Hwang Charged with Fraud
Hwang Charged with Fraud
I thought, oh my gosh, there’s a lot of news today, and then I saw that they were mostly the same story. South Korean prosecutors have charged Hwang Woo-suk with fraud, embezzlement and bioethics law violations. The bioethics violations have to do with procurement of eggs, while fraud and embezzlement are related to misuse of state funds. According a Reuters story, a senior prosecutor said that Hwang was the “mastermind” of a scheme to fake human cloning. The financial charges have a maximum penalty of ten years in jail, while the bioethics charges are a three year penalty. An AP story (today I went to the Houston Chronicle for my AP hit) reports that there is a possible sentence of life in prison—the other stories I looked at did not confirm this. No trial date has been set. The AP story says that the fraud charges arise from use of funds after Hwang knew that he had not successfully cloned a human. The prosecutors decided not to file any charges arising from the fabrication of the data itself, as there is no precedent for that as a criminal act.
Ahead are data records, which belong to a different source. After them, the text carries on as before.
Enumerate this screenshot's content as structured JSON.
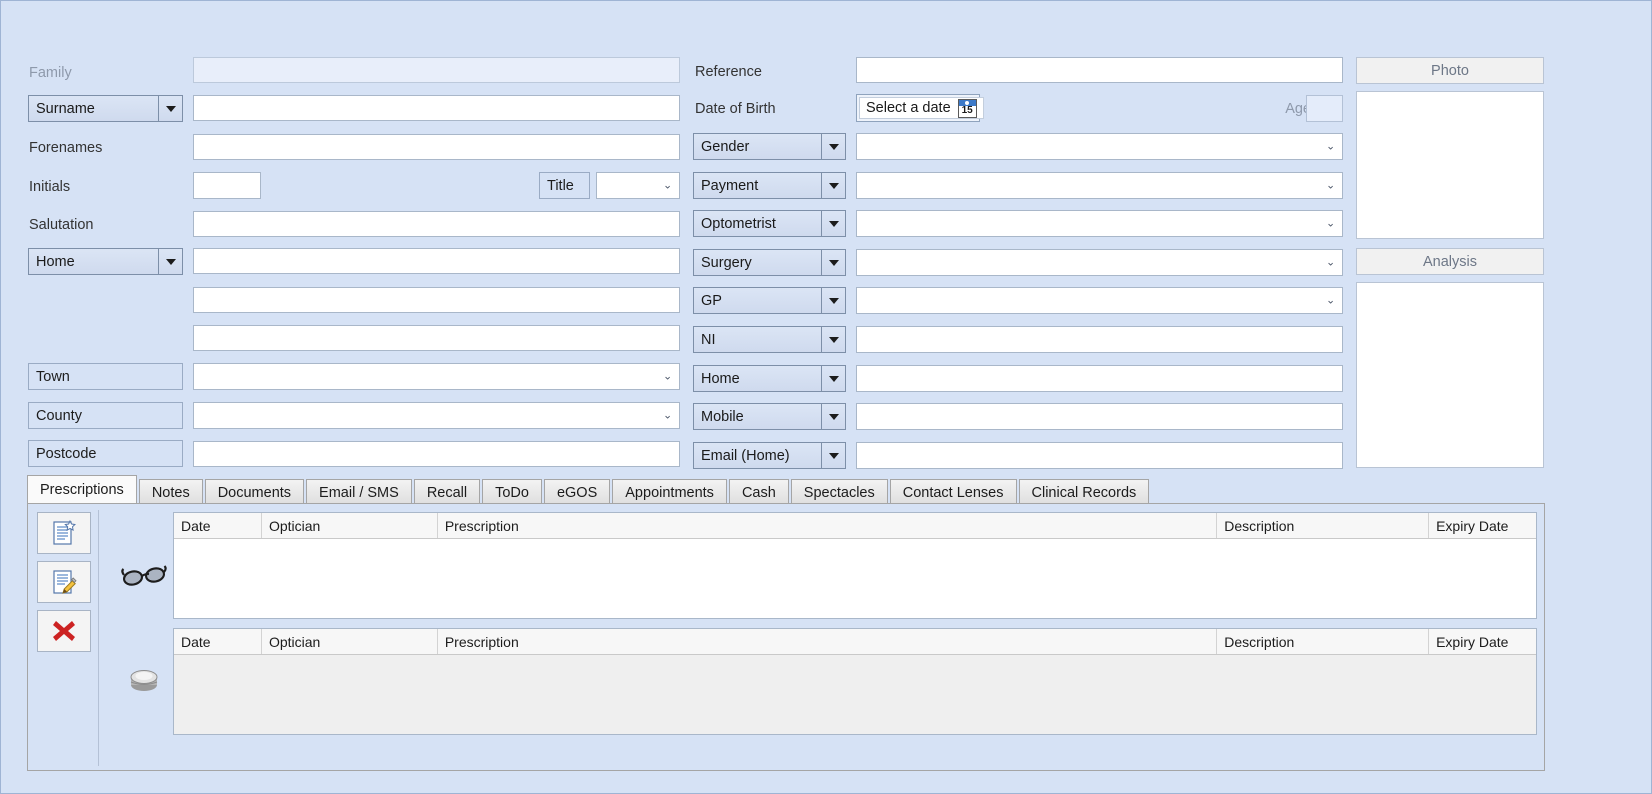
{
  "form": {
    "left": {
      "family_label": "Family",
      "family_value": "",
      "surname_dropdown": "Surname",
      "surname_value": "",
      "forenames_label": "Forenames",
      "forenames_value": "",
      "initials_label": "Initials",
      "initials_value": "",
      "title_label": "Title",
      "title_value": "",
      "salutation_label": "Salutation",
      "salutation_value": "",
      "address_type_dropdown": "Home",
      "address_line1": "",
      "address_line2": "",
      "address_line3": "",
      "town_label": "Town",
      "town_value": "",
      "county_label": "County",
      "county_value": "",
      "postcode_label": "Postcode",
      "postcode_value": ""
    },
    "middle": {
      "reference_label": "Reference",
      "reference_value": "",
      "dob_label": "Date of Birth",
      "dob_button": "Select a date",
      "dob_calendar_day": "15",
      "age_label": "Age",
      "age_value": "",
      "rows": [
        {
          "dropdown": "Gender",
          "value": "",
          "kind": "combo"
        },
        {
          "dropdown": "Payment",
          "value": "",
          "kind": "combo"
        },
        {
          "dropdown": "Optometrist",
          "value": "",
          "kind": "combo"
        },
        {
          "dropdown": "Surgery",
          "value": "",
          "kind": "combo"
        },
        {
          "dropdown": "GP",
          "value": "",
          "kind": "combo"
        },
        {
          "dropdown": "NI",
          "value": "",
          "kind": "text"
        },
        {
          "dropdown": "Home",
          "value": "",
          "kind": "text"
        },
        {
          "dropdown": "Mobile",
          "value": "",
          "kind": "text"
        },
        {
          "dropdown": "Email (Home)",
          "value": "",
          "kind": "text"
        }
      ]
    },
    "right": {
      "photo_header": "Photo",
      "analysis_header": "Analysis"
    }
  },
  "tabs": [
    {
      "label": "Prescriptions",
      "active": true
    },
    {
      "label": "Notes",
      "active": false
    },
    {
      "label": "Documents",
      "active": false
    },
    {
      "label": "Email / SMS",
      "active": false
    },
    {
      "label": "Recall",
      "active": false
    },
    {
      "label": "ToDo",
      "active": false
    },
    {
      "label": "eGOS",
      "active": false
    },
    {
      "label": "Appointments",
      "active": false
    },
    {
      "label": "Cash",
      "active": false
    },
    {
      "label": "Spectacles",
      "active": false
    },
    {
      "label": "Contact Lenses",
      "active": false
    },
    {
      "label": "Clinical Records",
      "active": false
    }
  ],
  "toolbar": {
    "new_label": "New prescription",
    "edit_label": "Edit prescription",
    "delete_label": "Delete prescription"
  },
  "grids": {
    "spectacles": {
      "columns": [
        "Date",
        "Optician",
        "Prescription",
        "Description",
        "Expiry Date"
      ],
      "rows": []
    },
    "contact_lenses": {
      "columns": [
        "Date",
        "Optician",
        "Prescription",
        "Description",
        "Expiry Date"
      ],
      "rows": []
    }
  },
  "colors": {
    "window_bg": "#d6e2f5",
    "field_bg": "#ffffff",
    "accent": "#3c79c8",
    "delete_red": "#cc2222"
  }
}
Prosecutors also charged other members of the research team for fraud and/or the bioethics violation. The Korea Times reports that the obstetrician who obtained the eggs from the women was charged with bioethics violations, and that researcher Kim Sun-jong was charged with destroying evidence. Kim is the scientist who lied to Hwang about the patient specific stem cells.
The LA Times reports that supporters of Hwang, who has been in seclusion in a Buddhist monastery, have raised $65 million dollars for Hwang to continue his research. His lawyers have not said whether he will accept the money, but he does intend to fight the charges.
Ok, now I’m pulling out the liberal arts education and thinking about this in terms of an Aristotelian tragedy. Often the word “tragedy” is used about a victim, which is not at all the classic Greek sense of the word tragedy. In Greek tragedy, the tragic hero was the person whose pride (the closest translation of hubris—it’s really almost an overwhelming sense of one’s own rightness) brought about his or her downfall. The tragic hero had to have an elevated stature for the fall to be truly tragic. And that fits Hwang to a T. I think that one of the reasons this story has so captivated people is not only the stem cell angle—which of course added glam—but because it is an example of the kind of tragedy that the Greeks used to stage to bring about audience catharsis. We don’t see real, high tragedy often in our worlds—if it were frequent, it would not have a cathartic effect—and it is as fascinating and important to us as it was to the ancient Greeks. The Hwang story transcends the common sordid scandals involving sex because it is about intellectual greatness being toppled. Euripides would have his pen out.